Key Concepts in Graph Theory
Nodes and Edges
- Nodes (Vertices) : Represent webpages.
- Edges (Links) : Represent hyperlinks between pages.
Edges can be directed (one-way links) or undirected (mutual links).
Degree of a Node
- In-Degree : Number of incoming links to a page.
- Out-Degree : Number of outgoing links from a page.
A page with a high in-degree is often considered important or popular.
Paths and Connectivity
- Path: A sequence of edges connecting two nodes.
- Connected Graph: A graph where there is a path between every pair of nodes.

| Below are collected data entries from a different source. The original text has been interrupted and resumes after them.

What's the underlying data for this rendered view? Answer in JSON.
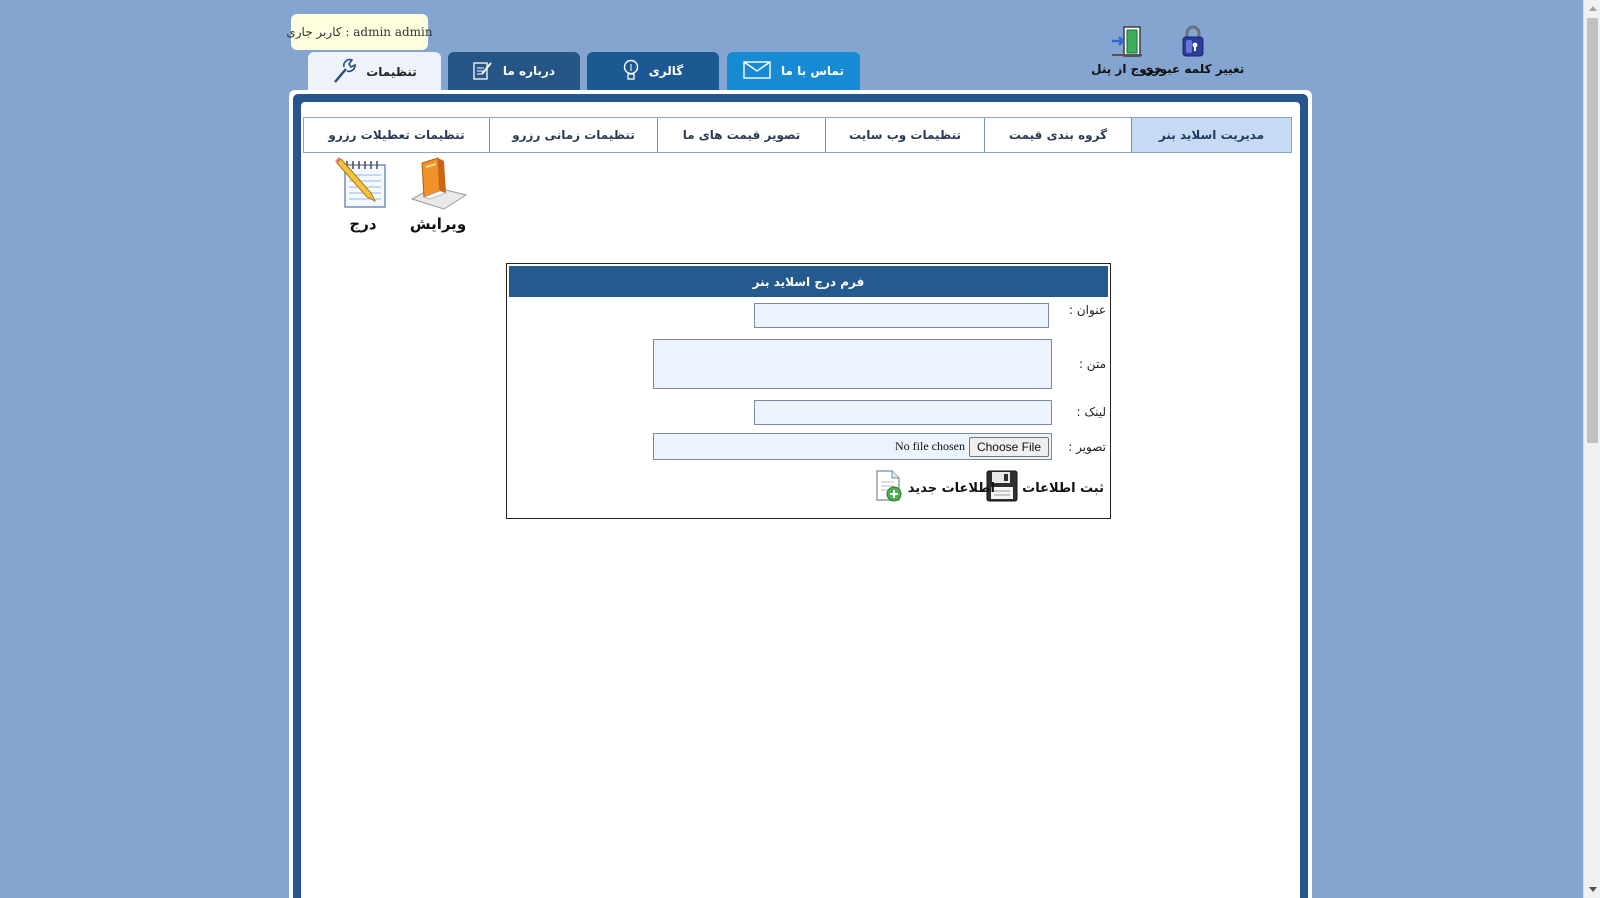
{
  "current_user": "admin admin : کاربر جاری",
  "top_actions": {
    "change_password": "تغییر کلمه عبوری",
    "exit_panel": "خروج از پنل"
  },
  "main_tabs": {
    "contact": "تماس با ما",
    "gallery": "گالری",
    "about": "درباره ما",
    "settings": "تنظیمات"
  },
  "sub_tabs": [
    "مدیریت اسلاید بنر",
    "گروه بندی قیمت",
    "تنظیمات وب سایت",
    "تصویر قیمت های ما",
    "تنظیمات زمانی رزرو",
    "تنظیمات تعطیلات رزرو"
  ],
  "tools": {
    "edit": "ویرایش",
    "insert": "درج"
  },
  "form": {
    "title": "فرم درج اسلاید بنر",
    "title_label": "عنوان :",
    "text_label": "متن :",
    "link_label": "لینک :",
    "image_label": "تصویر :",
    "title_value": "",
    "text_value": "",
    "link_value": "",
    "choose_file": "Choose File",
    "no_file": "No file chosen",
    "submit": "ثبت اطلاعات",
    "new_info": "اطلاعات جدید"
  },
  "colors": {
    "page_bg": "#84a5d0",
    "tab_dark": "#255d92",
    "tab_contact": "#168ad2",
    "header_blue": "#245a8d",
    "subtab_active": "#c6daf3",
    "input_bg": "#edf3fd"
  }
}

The web is a directed graph, so connectivity is often studied in terms of strongly connected components.
Applications of Graph Theory in Web Connectivity
Search Engine Algorithms
- PageRank : Google's original algorithm uses graph theory to rank pages based on their link structure.
- HITS Algorithm : Identifies hubs (pages with many outgoing links) and authorities (pages with many incoming links).
PageRank assigns higher scores to pages that are linked by other high-ranking pages.
Web Crawling
- Breadth-First Search (BFS): Crawlers use BFS to systematically explore the web.
- Depth-First Search (DFS): Used for deeper exploration of specific sections of the web.
BFS is preferred for web crawling because it ensures that all pages are discovered in the shortest path possible.
Community Detection
- Graph theory helps identify clusters or communities of related pages.
- These communities are used for personalized search and recommendation systems.
Social media platforms use community detection to suggest friends or groups.
Challenges in Web Connectivity
Scale and Complexity
- The web contains billions of pages, making graph analysis computationally intensive.
- Dynamic Nature: The web is constantly changing, with new pages added and old ones removed.
Spam and Manipulation
- Link Farms: Artificially created networks of pages to manipulate search rankings.
- Spam Detection: Graph algorithms are used to identify and filter out spammy links.